Here you go:
- 'Tragedy'. Hero with a fatal flaw meets tragic end. Macbeth or
Madame Bovary.
- 'Comedy'. Not necessary laugh-out-loud, but always with a happy ending, typically of romantic fulfilment, as in Jane Austen.
- 'Overcoming the Monster'. As in Frankenstein or 'Jaws'. Its psychological appeal is obvious and eternal.
- 'Voyage and Return'. Booker argues that stories as diverse as Alice
in Wonderland and H G Wells' The Time Machine and Coleridge's The Rime of the Ancient Mariner follow the same archetypal structure of personal development through leaving, then returning home.

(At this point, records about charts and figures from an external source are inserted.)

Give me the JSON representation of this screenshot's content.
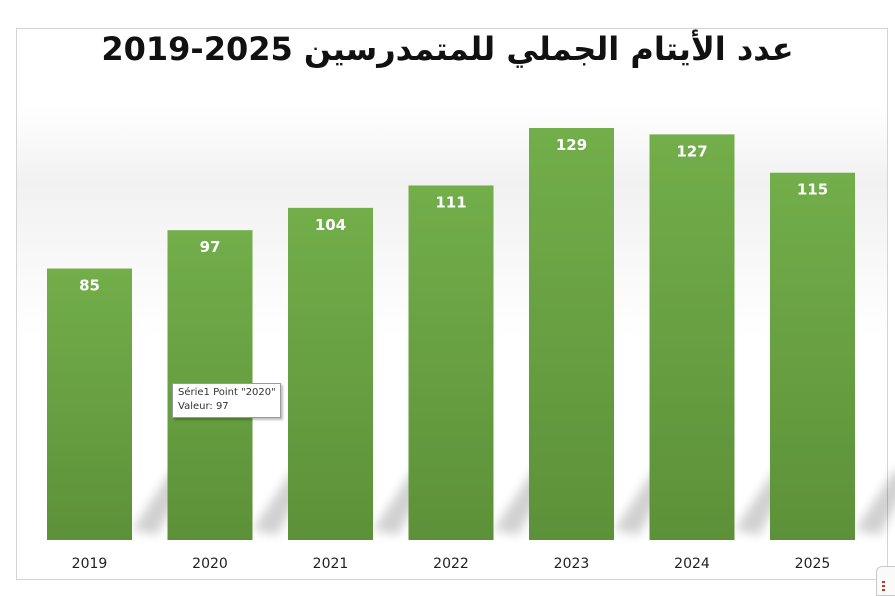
{
  "chart_data": {
    "type": "bar",
    "title": "عدد الأيتام الجملي للمتمدرسين 2025-2019",
    "categories": [
      "2019",
      "2020",
      "2021",
      "2022",
      "2023",
      "2024",
      "2025"
    ],
    "series": [
      {
        "values": [
          85,
          97,
          104,
          111,
          129,
          127,
          115
        ]
      }
    ],
    "xlabel": "",
    "ylabel": "",
    "ylim": [
      0,
      130
    ],
    "grid": false,
    "legend": "none",
    "data_labels": true,
    "colors": {
      "bar_top": "#72ae4a",
      "bar_bottom": "#5d9139",
      "label": "#ffffff",
      "tick": "#222222"
    }
  },
  "tooltip": {
    "line1": "Série1 Point \"2020\"",
    "line2": "Valeur: 97"
  },
  "icons": {
    "corner": "options-icon"
  }
}
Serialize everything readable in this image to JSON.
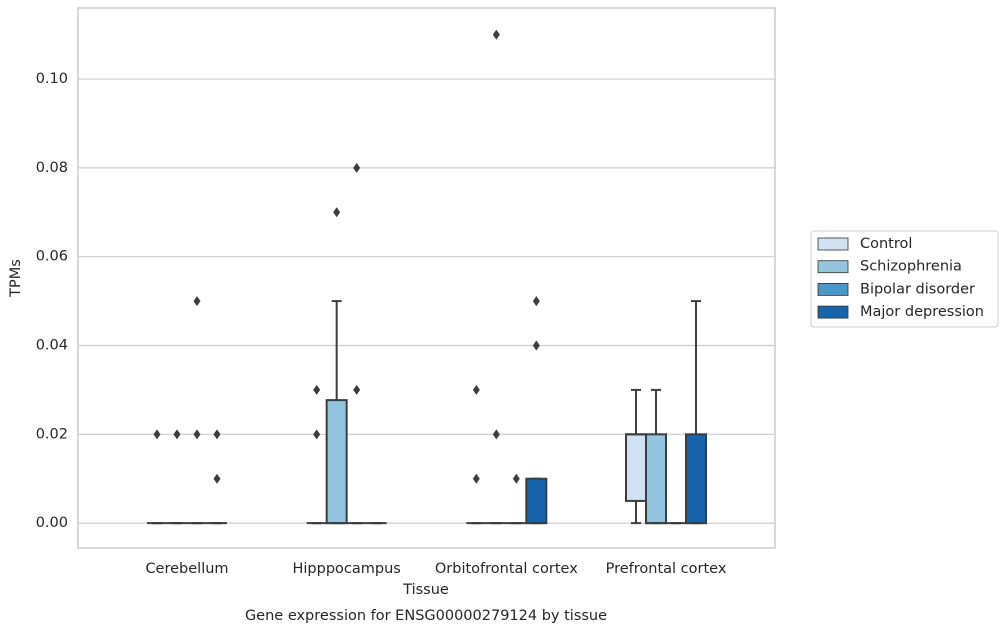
{
  "chart_data": {
    "type": "box",
    "title": "Gene expression for ENSG00000279124 by tissue",
    "x_label": "Tissue",
    "y_label": "TPMs",
    "categories": [
      "Cerebellum",
      "Hipppocampus",
      "Orbitofrontal cortex",
      "Prefrontal cortex"
    ],
    "ylim": [
      -0.0056,
      0.116
    ],
    "yticks": [
      {
        "value": 0,
        "label": "0.00"
      },
      {
        "value": 0.02,
        "label": "0.02"
      },
      {
        "value": 0.04,
        "label": "0.04"
      },
      {
        "value": 0.06,
        "label": "0.06"
      },
      {
        "value": 0.08,
        "label": "0.08"
      },
      {
        "value": 0.1,
        "label": "0.10"
      }
    ],
    "grid": true,
    "legend_position": "right",
    "series": [
      {
        "name": "Control",
        "color": "#cfe1f2",
        "boxes": [
          {
            "whislo": 0,
            "q1": 0,
            "med": 0,
            "q3": 0,
            "whishi": 0,
            "fliers": [
              0.02
            ]
          },
          {
            "whislo": 0,
            "q1": 0,
            "med": 0,
            "q3": 0,
            "whishi": 0,
            "fliers": [
              0.03,
              0.02
            ]
          },
          {
            "whislo": 0,
            "q1": 0,
            "med": 0,
            "q3": 0,
            "whishi": 0,
            "fliers": [
              0.03,
              0.01
            ]
          },
          {
            "whislo": 0,
            "q1": 0.005,
            "med": 0.02,
            "q3": 0.02,
            "whishi": 0.03,
            "fliers": []
          }
        ]
      },
      {
        "name": "Schizophrenia",
        "color": "#93c4de",
        "boxes": [
          {
            "whislo": 0,
            "q1": 0,
            "med": 0,
            "q3": 0,
            "whishi": 0,
            "fliers": [
              0.02
            ]
          },
          {
            "whislo": 0,
            "q1": 0,
            "med": 0,
            "q3": 0.0277,
            "whishi": 0.05,
            "fliers": [
              0.07
            ]
          },
          {
            "whislo": 0,
            "q1": 0,
            "med": 0,
            "q3": 0,
            "whishi": 0,
            "fliers": [
              0.02,
              0.11
            ]
          },
          {
            "whislo": 0,
            "q1": 0,
            "med": 0,
            "q3": 0.02,
            "whishi": 0.03,
            "fliers": []
          }
        ]
      },
      {
        "name": "Bipolar disorder",
        "color": "#4a98c9",
        "boxes": [
          {
            "whislo": 0,
            "q1": 0,
            "med": 0,
            "q3": 0,
            "whishi": 0,
            "fliers": [
              0.02,
              0.05
            ]
          },
          {
            "whislo": 0,
            "q1": 0,
            "med": 0,
            "q3": 0,
            "whishi": 0,
            "fliers": [
              0.03,
              0.08
            ]
          },
          {
            "whislo": 0,
            "q1": 0,
            "med": 0,
            "q3": 0,
            "whishi": 0,
            "fliers": [
              0.01
            ]
          },
          {
            "whislo": 0,
            "q1": 0,
            "med": 0,
            "q3": 0,
            "whishi": 0,
            "fliers": []
          }
        ]
      },
      {
        "name": "Major depression",
        "color": "#1764ab",
        "boxes": [
          {
            "whislo": 0,
            "q1": 0,
            "med": 0,
            "q3": 0,
            "whishi": 0,
            "fliers": [
              0.02,
              0.01
            ]
          },
          {
            "whislo": 0,
            "q1": 0,
            "med": 0,
            "q3": 0,
            "whishi": 0,
            "fliers": []
          },
          {
            "whislo": 0,
            "q1": 0,
            "med": 0,
            "q3": 0.01,
            "whishi": 0.01,
            "fliers": [
              0.04,
              0.05
            ]
          },
          {
            "whislo": 0,
            "q1": 0,
            "med": 0,
            "q3": 0.02,
            "whishi": 0.05,
            "fliers": []
          }
        ]
      }
    ]
  }
}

- 'Quest'. Whether the quest is for a holy grail, a whale, or a kidnapped child it is the plot that links a lot of the most popular fiction. The quest plot links Lords of the Rings with Moby Dick and a thousand others in between.
- 'Rags to Riches'. The riches in question can be literal or metaphoric. See Cinderella, David Copperfield, Pygmalion.
- 'Rebirth'. The 'rebirth' plot - where a central character suddenly finds a new reason for living - can be seen in A Christmas Carol, It's a Wonderful Life, Crime and Punishment and Peer Gynt.